Incidental history: what happens while all the famous stuff is going on. The minutiae of real, living breathing, vital life which ripples in great rivers beneath the skeleton of dates and events our historians have created.
It is only dry bone, you see, the stuff in the history books. It is the past petrified, and we fantasise about it and build castles in the air and long beyond anything to have seen the great people of each time and their motivation. We lionise the great storytellers who seem to bring the sleeping corpse to life once more.
But in fact, the great river of human life flowed on through all these dry dates, and we know only the tiniest eddy of what happened back then.
Just occasionally we are allowed to glimpse the living sinew of time. Just the shadow of it, understand; but it moves for an instant before disappearing back into the ancient stones.

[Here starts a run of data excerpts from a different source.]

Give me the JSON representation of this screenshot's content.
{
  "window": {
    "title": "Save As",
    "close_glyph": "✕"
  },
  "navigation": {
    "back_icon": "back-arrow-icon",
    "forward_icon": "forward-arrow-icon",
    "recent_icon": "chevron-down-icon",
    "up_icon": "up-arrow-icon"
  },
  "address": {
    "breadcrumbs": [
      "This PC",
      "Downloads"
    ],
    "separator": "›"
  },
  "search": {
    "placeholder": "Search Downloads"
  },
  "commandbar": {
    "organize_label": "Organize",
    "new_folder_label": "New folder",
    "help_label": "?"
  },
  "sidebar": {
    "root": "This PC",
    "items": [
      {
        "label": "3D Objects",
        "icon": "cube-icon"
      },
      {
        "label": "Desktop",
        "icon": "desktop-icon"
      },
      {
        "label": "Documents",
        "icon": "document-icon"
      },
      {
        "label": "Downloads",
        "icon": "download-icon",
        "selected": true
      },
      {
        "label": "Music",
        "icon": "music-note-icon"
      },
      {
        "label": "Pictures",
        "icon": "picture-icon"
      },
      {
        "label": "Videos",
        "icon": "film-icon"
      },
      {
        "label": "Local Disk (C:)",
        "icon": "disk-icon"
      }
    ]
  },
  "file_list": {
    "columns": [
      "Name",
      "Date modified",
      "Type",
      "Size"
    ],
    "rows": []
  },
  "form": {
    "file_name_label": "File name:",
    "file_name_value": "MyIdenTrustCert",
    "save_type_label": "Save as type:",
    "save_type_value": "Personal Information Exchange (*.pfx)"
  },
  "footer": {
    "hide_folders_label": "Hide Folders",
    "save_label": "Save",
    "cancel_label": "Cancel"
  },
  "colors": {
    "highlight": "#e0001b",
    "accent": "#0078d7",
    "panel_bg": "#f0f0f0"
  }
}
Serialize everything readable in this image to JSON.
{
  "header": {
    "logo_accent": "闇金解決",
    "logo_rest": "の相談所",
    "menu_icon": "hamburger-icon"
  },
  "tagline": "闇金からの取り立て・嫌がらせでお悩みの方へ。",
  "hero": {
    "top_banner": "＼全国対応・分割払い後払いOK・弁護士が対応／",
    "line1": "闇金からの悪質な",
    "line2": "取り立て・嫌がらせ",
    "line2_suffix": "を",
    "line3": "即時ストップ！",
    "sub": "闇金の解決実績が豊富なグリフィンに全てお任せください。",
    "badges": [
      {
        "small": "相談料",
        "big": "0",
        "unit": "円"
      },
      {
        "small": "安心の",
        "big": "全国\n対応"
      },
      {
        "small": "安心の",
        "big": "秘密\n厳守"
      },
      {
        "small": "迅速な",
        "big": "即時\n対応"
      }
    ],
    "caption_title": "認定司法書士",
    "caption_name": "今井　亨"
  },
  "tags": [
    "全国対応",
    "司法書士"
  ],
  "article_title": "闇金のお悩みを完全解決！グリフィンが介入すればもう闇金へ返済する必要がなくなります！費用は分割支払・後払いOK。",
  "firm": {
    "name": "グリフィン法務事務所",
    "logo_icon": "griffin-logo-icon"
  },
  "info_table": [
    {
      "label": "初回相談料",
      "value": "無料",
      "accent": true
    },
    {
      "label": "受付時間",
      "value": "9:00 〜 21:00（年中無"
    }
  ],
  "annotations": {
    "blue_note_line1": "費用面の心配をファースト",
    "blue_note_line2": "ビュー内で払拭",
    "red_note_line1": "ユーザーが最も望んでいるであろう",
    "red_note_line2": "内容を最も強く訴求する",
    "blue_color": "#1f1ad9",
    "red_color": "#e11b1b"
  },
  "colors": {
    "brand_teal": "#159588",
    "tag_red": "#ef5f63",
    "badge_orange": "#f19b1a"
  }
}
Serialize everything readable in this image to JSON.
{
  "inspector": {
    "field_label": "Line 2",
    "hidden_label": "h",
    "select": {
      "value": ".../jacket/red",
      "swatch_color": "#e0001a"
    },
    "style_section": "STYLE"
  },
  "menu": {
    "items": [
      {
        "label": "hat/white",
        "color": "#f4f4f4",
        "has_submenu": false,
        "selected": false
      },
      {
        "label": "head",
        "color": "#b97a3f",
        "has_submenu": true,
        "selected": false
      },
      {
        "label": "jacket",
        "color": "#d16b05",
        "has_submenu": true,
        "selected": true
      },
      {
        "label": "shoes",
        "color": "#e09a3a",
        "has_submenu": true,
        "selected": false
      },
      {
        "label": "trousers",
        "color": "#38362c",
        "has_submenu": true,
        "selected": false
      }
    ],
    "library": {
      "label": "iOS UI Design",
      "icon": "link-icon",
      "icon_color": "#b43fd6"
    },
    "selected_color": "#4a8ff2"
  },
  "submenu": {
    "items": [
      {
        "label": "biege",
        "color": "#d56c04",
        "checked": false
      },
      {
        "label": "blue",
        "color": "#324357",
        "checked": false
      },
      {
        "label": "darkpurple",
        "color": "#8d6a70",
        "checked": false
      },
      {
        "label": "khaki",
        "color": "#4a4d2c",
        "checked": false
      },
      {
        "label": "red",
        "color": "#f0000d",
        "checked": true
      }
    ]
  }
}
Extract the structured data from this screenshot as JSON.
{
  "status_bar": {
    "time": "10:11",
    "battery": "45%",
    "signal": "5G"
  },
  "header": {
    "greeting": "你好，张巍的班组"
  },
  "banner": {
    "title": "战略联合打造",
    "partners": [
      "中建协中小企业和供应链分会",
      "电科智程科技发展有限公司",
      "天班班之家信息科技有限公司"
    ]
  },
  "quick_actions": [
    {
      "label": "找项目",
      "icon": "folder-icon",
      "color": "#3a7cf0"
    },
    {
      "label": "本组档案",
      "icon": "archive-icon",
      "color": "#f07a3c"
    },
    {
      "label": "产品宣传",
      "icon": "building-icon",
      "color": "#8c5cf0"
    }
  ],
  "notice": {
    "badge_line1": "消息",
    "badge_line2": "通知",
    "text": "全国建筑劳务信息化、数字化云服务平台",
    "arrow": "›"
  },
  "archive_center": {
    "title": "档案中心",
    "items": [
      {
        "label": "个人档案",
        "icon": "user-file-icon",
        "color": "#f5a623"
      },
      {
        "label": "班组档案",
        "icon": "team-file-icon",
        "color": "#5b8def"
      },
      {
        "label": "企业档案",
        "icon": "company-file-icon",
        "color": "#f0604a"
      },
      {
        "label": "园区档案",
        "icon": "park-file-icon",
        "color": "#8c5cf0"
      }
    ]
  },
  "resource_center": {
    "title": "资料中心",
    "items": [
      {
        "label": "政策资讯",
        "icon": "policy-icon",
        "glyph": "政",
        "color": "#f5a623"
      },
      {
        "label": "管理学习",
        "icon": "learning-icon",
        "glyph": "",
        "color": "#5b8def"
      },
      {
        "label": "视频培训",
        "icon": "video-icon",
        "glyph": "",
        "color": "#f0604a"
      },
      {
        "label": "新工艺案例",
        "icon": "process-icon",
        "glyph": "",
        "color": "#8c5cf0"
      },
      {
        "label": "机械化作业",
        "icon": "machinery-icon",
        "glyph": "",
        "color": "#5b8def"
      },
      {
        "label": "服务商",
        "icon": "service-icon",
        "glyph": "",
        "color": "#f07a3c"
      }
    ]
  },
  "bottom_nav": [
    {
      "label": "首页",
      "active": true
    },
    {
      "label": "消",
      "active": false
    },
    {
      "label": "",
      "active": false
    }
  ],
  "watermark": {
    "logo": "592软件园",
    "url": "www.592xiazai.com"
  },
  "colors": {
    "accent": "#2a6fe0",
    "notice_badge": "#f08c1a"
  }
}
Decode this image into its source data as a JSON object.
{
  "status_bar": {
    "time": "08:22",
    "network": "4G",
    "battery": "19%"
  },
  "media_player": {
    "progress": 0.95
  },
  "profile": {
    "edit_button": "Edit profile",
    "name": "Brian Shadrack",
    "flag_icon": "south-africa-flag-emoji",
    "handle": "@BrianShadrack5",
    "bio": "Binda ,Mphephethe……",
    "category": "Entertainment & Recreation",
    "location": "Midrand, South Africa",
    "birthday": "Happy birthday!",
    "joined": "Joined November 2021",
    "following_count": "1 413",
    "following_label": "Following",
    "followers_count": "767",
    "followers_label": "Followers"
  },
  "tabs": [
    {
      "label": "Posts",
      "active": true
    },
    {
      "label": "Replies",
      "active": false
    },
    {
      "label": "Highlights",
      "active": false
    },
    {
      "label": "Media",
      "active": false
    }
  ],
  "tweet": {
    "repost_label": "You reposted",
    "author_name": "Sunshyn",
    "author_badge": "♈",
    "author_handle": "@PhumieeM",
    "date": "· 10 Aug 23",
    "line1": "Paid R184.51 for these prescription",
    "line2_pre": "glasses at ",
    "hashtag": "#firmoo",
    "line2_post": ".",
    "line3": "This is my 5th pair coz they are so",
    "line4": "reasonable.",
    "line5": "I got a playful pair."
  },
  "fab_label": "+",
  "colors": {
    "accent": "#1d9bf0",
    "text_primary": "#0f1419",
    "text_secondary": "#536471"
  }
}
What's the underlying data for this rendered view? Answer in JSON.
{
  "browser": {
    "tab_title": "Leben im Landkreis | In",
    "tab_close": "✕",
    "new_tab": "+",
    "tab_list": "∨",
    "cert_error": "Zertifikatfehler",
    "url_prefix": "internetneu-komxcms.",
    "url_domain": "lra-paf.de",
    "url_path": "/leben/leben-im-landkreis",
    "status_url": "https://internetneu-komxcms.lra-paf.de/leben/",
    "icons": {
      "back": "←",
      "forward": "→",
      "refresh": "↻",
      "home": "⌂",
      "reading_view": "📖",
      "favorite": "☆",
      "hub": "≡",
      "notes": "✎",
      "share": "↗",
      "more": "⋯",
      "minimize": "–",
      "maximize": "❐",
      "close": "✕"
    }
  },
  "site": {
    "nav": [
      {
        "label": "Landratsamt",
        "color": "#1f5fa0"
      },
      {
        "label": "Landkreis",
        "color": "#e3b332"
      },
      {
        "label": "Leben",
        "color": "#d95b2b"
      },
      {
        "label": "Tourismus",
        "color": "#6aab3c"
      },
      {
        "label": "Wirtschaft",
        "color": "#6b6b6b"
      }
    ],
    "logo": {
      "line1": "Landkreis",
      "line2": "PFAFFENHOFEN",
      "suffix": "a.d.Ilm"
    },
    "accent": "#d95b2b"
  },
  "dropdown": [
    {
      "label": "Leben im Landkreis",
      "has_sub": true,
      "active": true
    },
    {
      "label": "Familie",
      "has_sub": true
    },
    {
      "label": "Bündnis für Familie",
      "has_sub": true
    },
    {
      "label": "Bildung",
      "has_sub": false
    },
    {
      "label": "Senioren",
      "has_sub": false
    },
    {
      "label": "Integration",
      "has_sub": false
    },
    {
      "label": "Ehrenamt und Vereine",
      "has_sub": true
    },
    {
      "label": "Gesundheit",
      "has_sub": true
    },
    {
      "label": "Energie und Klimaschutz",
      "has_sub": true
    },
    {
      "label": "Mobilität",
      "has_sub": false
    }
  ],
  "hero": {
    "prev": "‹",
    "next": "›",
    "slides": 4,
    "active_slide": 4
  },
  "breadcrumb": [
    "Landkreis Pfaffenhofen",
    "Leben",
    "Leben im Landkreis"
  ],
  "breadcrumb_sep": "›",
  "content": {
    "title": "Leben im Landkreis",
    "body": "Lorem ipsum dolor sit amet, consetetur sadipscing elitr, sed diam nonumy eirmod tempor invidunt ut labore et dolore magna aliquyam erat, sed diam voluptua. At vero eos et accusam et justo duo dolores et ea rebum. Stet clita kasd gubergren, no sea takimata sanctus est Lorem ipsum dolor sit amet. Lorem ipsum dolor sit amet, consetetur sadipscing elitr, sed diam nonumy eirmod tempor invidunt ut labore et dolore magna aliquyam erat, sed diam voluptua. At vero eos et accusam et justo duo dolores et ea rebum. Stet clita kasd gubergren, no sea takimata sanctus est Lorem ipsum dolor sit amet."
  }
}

A recipe for seeing a ripple in the fabric of time.
1. Report to a cathedral. I like Winchester; Exeter is extraordinary. You want a cathedral that is not preened. It must be a warts-and-all cathedral, anywhere in the world.
2. If they ask you to make a donation, I advise you to do so. We do not want one of the few repositories of the ripples of time to fall down around our ears. These places must be respected and kept standing. Though never manicured.
3. Go for a walk with new eyes. This is not as difficult as it seems. The trick is Misdirection: a form of deception in which the attention of an audience is focused on one thing in order to distract its attention from another. The guides will show you the great, grand old clock, the resting place of a great and good, the place the martyr was assassinated. For our purposes, none of this matters. We must alter our perspectives like the old ‘magic eye’ books. Look at the stuff they don’t tell you to look at. The writing on the walls.
1578. Elizabeth I is firmly on the throne. The year kicks off with the Spanish thrashing the Netherlands, and in May Martin Frobisher sets sail from England back to Canada and Frobisher Bay, holding the first ever Thanksgiving by Europeans in North America in Newfoundland.Frances Drake sails through the Strait of Magellan in The Golden Hind; in Scotland, the Clan Macleod are victorious over the MacDonalds of Uist.
And in Winchester, England, Joshua Myddleton makes an elaborate mark on a cathedral pillar.
Cathedrals, they were different then. It was a great market place, a gathering where you could come with your livestock and your dog and Uncle Tom Cobbly and All, and pass the time of day with the rest of the town.
It would have been a racket, and I wonder if anyone noticed Joshua’s determined contribution to the waters of time?
1629: Around 350 puritans sail from England to the Massechusets Bay Colony. Charles I dissolves parliament for the next 11 years. A Dutch East India company ship is wrecked off Beacon Island, Western Australia, and the only two survivors – exiled murderers – become the first Europeans to settle in Australia. Emperor Go-Mizunoo of Japan abdicates the throne in favour of his daughter, who becomes Empress Meisho.
But how much Thomas Frigges knew about all of that, I simply cannot say. He spent a concentrated spell in Winchester cathedral, carving out an identity to puzzle us all in the 21st century.
And that’s the sort of thing that happens while all the famous stuff is going on.
The minutiae of real, living breathing, vital life ripples in great rivers beneath the skeleton of dates and events our historians have created.